At dawn, time lost its bones. Balconies yawned down to the sidewalk, shop windows shed their skin, and the bell towers, seized by modesty, wrapped themselves in warm towels. In the gutters, drops of noon sped toward the sea in flip-flops; on the benches, velvet gloves held hands with newspapers still warm with horizon. A dust merchant pitched a tent of silence to weigh the seconds to the gram, while the crosswalks, damp with dreams, slipped off at a tangent.

At the Conservatory of Applied Dreams, instruction manuals printed on household clouds are being handed out. Official advice: fasten your favorite minute to a shirt button, lightly butter your shadow before going out, and breathe backwards when the doors start to neigh. “Gravity is only a semicolon with a bad haircut,” murmurs Professor Azura Lépine, tracing a parabola on a crumpled tablecloth. She claims the heart beats better when you speak to it through a straw.

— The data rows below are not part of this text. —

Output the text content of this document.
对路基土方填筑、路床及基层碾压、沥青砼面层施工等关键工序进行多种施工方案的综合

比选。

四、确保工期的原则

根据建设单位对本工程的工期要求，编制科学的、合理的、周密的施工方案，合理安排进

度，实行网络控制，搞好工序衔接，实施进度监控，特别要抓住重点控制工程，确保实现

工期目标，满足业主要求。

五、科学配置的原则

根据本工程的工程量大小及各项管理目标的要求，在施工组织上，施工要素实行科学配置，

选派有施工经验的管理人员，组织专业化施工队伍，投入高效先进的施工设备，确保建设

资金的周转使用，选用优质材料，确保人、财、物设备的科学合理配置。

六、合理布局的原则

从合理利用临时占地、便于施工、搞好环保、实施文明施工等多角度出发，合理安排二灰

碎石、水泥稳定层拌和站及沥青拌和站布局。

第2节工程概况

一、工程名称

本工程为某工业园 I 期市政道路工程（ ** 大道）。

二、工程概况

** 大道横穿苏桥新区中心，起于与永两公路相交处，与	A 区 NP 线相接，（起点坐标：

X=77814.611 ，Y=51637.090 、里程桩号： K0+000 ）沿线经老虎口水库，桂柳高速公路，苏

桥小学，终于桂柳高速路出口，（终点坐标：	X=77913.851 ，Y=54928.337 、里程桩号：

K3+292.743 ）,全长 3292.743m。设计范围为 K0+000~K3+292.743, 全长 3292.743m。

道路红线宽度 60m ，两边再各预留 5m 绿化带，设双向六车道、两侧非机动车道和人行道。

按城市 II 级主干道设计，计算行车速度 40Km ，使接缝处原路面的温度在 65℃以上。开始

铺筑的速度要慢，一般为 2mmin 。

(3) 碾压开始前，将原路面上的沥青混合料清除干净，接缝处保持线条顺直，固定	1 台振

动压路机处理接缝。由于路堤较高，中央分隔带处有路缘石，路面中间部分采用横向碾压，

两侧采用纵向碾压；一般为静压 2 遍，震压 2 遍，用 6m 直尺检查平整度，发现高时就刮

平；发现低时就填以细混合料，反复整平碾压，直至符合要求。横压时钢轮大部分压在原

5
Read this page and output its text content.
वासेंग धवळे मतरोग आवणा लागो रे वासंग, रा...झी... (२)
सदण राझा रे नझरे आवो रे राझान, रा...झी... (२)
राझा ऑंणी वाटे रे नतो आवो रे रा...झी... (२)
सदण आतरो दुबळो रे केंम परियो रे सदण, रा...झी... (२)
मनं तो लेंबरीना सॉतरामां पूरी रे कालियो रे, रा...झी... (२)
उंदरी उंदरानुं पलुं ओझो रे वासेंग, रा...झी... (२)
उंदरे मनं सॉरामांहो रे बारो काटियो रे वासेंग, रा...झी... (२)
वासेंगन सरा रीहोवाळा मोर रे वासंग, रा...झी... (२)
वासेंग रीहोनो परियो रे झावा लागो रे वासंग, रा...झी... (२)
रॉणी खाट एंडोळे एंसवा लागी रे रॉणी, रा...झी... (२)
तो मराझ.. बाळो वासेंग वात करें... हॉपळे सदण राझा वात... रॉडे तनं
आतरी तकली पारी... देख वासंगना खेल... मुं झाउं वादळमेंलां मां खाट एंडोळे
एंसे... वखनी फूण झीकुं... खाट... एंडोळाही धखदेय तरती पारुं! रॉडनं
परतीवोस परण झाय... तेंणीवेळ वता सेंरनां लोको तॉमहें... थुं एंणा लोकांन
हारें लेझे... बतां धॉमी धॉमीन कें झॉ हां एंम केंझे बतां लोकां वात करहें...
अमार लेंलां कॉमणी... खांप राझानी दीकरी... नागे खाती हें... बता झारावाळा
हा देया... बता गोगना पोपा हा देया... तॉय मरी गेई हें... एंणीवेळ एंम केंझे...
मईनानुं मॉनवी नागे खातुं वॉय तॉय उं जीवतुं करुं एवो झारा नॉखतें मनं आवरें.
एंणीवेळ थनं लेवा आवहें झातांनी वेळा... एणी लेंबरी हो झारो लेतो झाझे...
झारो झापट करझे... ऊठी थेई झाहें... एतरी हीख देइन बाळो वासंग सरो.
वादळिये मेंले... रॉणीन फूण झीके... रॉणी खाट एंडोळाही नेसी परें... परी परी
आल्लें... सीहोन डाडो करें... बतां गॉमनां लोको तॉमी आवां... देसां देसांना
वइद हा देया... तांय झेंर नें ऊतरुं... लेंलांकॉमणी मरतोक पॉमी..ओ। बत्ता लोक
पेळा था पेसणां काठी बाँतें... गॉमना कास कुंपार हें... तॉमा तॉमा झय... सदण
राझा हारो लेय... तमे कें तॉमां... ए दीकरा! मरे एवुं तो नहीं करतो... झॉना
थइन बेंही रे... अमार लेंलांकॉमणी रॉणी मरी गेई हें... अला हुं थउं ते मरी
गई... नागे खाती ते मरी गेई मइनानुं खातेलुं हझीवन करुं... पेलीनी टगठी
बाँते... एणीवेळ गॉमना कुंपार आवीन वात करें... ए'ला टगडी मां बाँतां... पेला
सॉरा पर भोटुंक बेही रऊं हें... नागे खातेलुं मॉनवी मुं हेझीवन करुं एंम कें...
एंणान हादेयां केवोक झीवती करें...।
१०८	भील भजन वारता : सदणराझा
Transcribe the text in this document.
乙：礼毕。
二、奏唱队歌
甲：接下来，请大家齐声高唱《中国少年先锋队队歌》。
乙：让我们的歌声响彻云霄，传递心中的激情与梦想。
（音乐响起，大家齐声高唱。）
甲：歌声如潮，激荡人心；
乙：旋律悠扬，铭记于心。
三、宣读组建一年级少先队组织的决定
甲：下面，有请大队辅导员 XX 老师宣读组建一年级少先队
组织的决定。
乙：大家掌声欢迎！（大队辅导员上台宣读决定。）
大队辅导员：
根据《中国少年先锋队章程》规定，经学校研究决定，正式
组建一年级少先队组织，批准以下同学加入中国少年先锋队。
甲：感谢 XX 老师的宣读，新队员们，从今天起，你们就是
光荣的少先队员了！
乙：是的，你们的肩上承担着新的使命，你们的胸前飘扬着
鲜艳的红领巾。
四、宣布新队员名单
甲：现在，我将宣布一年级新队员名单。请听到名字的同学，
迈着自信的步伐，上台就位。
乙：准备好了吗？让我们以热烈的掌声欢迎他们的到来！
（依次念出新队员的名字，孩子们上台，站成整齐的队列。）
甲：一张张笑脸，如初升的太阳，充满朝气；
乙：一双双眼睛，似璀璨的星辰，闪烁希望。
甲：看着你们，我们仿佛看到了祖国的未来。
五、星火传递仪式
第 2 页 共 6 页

Witnesses say they saw a piano stick out its tongue and lick a sonata down to the bone of silence. “I recognized myself in a puddle of clock, and politely asked a sleeping shoe for directions,” says Gaspard Serpillère, a dust tamer on variable time. Others report that the staircases, moved, began to carry people down with the delicacy of fresh sheets; several traffic lights, caught by the smell of bread, spent their morning picking up luminous crumbs.

While waiting for the facades to regain their facade-rigidity, the fountains wear gloves so as not to wet the silence, and the boulevards are learning to wink. A drizzle of stamp-sized glances is forecast for this evening, to be stuck behind the ear so the night knows where you dream. Tomorrow, if everything unrolls, we’ll roll the sky up like a carpet and shake the stardust over the tablecloths: they call that, so they say, laying time flat again.